Александр Сергеевич Пушкин
Египетские ночи
Глава I
– Quel est cet homme?
– Ha, c'est un bien grand talent, il fait de sa voix tout ce qu'il veut.
– Il devrait bien, madame, s'en faire une culotte.[1]
Чарский был один из коренных жителей Петербурга. Ему не было еще тридцати лет; он не был женат; служба не обременяла его. Покойный дядя его, бывший виц-губернатором в хорошее время, оставил ему порядочное имение. Жизнь его могла быть очень приятна; но он имел несчастие писать и печатать стихи. В журналах звали его поэтом, а в лакейских сочинителем.

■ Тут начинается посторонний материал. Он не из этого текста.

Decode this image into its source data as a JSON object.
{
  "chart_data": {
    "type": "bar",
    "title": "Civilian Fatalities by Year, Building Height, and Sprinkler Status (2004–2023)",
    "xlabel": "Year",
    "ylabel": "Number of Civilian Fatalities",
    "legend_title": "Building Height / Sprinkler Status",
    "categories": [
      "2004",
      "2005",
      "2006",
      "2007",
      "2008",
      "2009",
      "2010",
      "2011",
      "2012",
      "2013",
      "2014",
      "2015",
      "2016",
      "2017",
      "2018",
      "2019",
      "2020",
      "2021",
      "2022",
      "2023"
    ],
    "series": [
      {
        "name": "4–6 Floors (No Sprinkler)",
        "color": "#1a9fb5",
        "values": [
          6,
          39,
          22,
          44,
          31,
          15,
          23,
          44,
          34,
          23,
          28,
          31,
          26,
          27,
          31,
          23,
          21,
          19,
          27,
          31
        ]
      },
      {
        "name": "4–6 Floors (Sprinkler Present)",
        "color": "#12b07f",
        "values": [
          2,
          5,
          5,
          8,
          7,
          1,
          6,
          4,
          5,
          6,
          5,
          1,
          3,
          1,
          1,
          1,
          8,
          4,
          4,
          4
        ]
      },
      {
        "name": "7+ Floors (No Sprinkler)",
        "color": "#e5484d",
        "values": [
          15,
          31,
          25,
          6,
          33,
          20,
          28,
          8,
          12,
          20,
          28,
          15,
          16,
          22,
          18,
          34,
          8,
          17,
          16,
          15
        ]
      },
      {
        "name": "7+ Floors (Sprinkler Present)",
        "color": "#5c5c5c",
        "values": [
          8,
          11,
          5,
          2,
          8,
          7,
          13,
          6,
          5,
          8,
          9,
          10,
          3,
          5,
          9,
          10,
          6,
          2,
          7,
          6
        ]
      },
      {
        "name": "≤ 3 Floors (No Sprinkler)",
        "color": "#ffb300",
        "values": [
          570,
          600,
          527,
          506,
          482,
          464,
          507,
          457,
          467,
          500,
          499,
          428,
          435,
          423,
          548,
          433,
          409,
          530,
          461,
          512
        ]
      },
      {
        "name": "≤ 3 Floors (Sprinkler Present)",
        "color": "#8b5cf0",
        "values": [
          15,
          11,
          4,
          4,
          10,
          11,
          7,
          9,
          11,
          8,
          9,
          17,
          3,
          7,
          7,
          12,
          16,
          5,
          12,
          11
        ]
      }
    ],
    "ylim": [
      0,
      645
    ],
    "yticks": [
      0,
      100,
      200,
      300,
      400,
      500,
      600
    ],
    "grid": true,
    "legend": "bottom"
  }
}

Не смотря на великие преимущества, коими пользуются стихотворцы (признаться: кроме права ставить винительный падеж вместо родительного и еще кой-каких, так называемых поэтических вольностей, мы никаких особенных преимуществ за русскими стихотворцами не ведаем) – как бы то ни было, не смотря на всевозможные их преимущества, эти люди подвержены большим невыгодам и неприятностям. Зло самое горькое, самое нестерпимое для стихотворца есть его звание и прозвище, которым он заклеймен и которое никогда от него не отпадает. Публика смотрит на него как на свою собственность; по ее мнению, он рожден для ее пользы и удовольствия. Возвратиться ли он из деревни, первый встречный спрашивает его: не привезли ли вы нам чего-нибудь новинького? Задумается ли он о расстроенных своих делах, о болезни милого ему человека: тотчас пошлая улыбка сопровождает пошлое восклицание: верно что-нибудь сочиняете! Влюбится ли он? – красавица его покупает себе альбом в английском магазине и ждет уж элегии. Придет ли он к человеку, почти с ним незнакомому, поговорить о важном деле: тот уж кличет своего сынка и заставляет читать стихи такого-то; и мальчишка угощает стихотворца его же изуродованными стихами. А это еще цветы ремесла! Каковы же должны быть невзгоды? Чарский признавался, что приветствия, запросы, альбомы и мальчишки так ему надоели, что поминутно принужден он был удерживаться от какой-нибудь грубости.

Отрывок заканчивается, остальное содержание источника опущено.